Lately, I’m being told more frequently I stop breathing
on the couch after Jeopardy. My wife tells me to shut up.
She likes to read and loves our dog’s snug silence occasionally
interrupted by the whimperings of what has to be
an adorable chase dream.

Oh, and gas prices are up.
Refineries report reduced
production because of the strain
of the sun as it peers infinitesimally
more and more through
thin cosmic curtains.

“With broccoli, onions, and brown rice?
Oh, I would except I need gravy smothering
it and those don’t taste right together. Plus,
it’s full of carbohydrates and sodium — all that
white flour and salt. More water?

“Oh, I drink glass after glass with Crystal Light,
but I have to stop because of the Aspartame.
You’re damned if you do, damned if you don’t.
There’s cancer everywhere.”

In Greece, a water bombing plane crashed
into a hillside as it tried to help extinguish
a wildfire.
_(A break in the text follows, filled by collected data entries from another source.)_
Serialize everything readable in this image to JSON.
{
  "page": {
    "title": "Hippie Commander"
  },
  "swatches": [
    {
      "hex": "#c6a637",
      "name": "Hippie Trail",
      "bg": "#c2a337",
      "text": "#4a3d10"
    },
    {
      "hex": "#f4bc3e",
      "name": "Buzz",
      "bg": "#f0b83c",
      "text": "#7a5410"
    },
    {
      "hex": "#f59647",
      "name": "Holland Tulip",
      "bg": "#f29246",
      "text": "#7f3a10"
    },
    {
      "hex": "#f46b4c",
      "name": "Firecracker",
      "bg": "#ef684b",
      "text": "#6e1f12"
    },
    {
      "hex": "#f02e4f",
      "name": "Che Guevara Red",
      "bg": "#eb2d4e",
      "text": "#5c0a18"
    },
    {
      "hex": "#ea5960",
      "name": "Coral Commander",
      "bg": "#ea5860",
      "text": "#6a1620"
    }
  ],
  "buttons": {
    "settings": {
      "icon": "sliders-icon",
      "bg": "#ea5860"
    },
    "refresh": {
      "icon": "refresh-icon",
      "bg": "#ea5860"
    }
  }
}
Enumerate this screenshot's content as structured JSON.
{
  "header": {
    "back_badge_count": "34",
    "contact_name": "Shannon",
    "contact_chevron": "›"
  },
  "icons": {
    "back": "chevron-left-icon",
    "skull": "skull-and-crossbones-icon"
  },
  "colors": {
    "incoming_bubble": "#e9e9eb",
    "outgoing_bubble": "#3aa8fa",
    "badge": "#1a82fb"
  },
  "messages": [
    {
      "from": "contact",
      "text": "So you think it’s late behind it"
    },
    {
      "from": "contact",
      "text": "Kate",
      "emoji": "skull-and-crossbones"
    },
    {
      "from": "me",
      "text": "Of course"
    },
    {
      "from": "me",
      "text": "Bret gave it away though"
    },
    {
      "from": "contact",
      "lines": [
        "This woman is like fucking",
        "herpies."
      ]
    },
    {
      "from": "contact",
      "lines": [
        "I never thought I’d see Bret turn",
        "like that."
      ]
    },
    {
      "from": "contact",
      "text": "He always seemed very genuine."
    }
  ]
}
The climate scientist, on before
the morning entertainment block, claims
the jet stream can’t sink to bring relief
to the brink of home. We know this
using the principles of quantum mechanics,
pioneered in the early 1900s, the behavior
of matter at the smallest scale.

A buoy in Manatee Bay measured the temperature:
101. “Did you know, Migg, that’s how hot
a hot tub should be?”

How could this happen to Bronny, only 18?
An electrical malfunction in the heart amid
a fortune of prayers, blockbusters, and road trips?
“It turns out, Mom, the world isn’t as big
as we’d hoped. According to one study, the universe
is expanding so fast our souls will be at rest
only when they, like light, cannot escape.”